Compared to adults, children react differently to death in the family. Preschool children may see death as temporary and reversible. This is a belief reinforced by cartoon characters that die and come to life. Children between five and nine begin to think more like adults about death. But, they believe that it will never happen to them or anyone they know. A child's shock and confusion at the death of a close relative is often compounded by the fact that other family members, who may be also shaken by grief, are not available to the children for reassurance. Parents should be aware of normal childhood responses to death in the family. It is normal during the time after death for some children to feel immediate grief or continue in the belief that the family member is still alive. Long-term denial of the death or avoidance of grief can however be unhealthy and lead to problems later. A child should not be forced to go to a funeral if he is scared; however, honoring or remembering the person in some way, like lighting a candle, saying a prayer, etc., may be of help. Children should be allowed to express feelings about their loss and grief in their own way. Once they accept the death, they are likely to display their sadness over a long period of time, and often when least expected. The surviving relatives should spend time with the child, and reassure him/her that it is OK to show his or her feelings, openly.

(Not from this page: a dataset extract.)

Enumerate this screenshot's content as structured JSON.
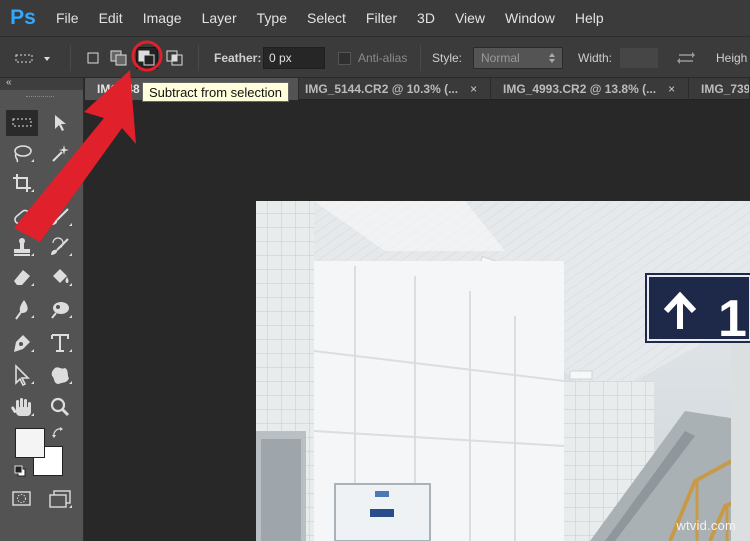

Anger is a natural reaction to loss. The anger may manifest in boisterous play, nightmares, irritability, or a variety of other behaviours. The child may direct this anger towards surviving family members. If a parent dies, children may act younger than they are. This is a temporary phenomenon, of the child becoming temporarily infantile; demanding food, attention and cuddling; and indulging in baby talk. Children often believe that they are the cause of what happened. The child may have once wished the person dead, when they were angry, and may attribute the actual event to their action. Children who are having serious problems with grief and loss may show one or more of these signs:-
  • Sleeplessness, loss of appetite, fear of being alone
  • An extended period of depression.
  • Acting much younger
  • Excessive imitation of the dead
  • Make statements about wanting to join the dead person
  • Withdrawal
  • Poor school performance or school refusal
If these signs persist, professional help may be needed. A psychologist or other qualified mental health professional can help the child accept the death and assist the others in helping the child through the mourning process.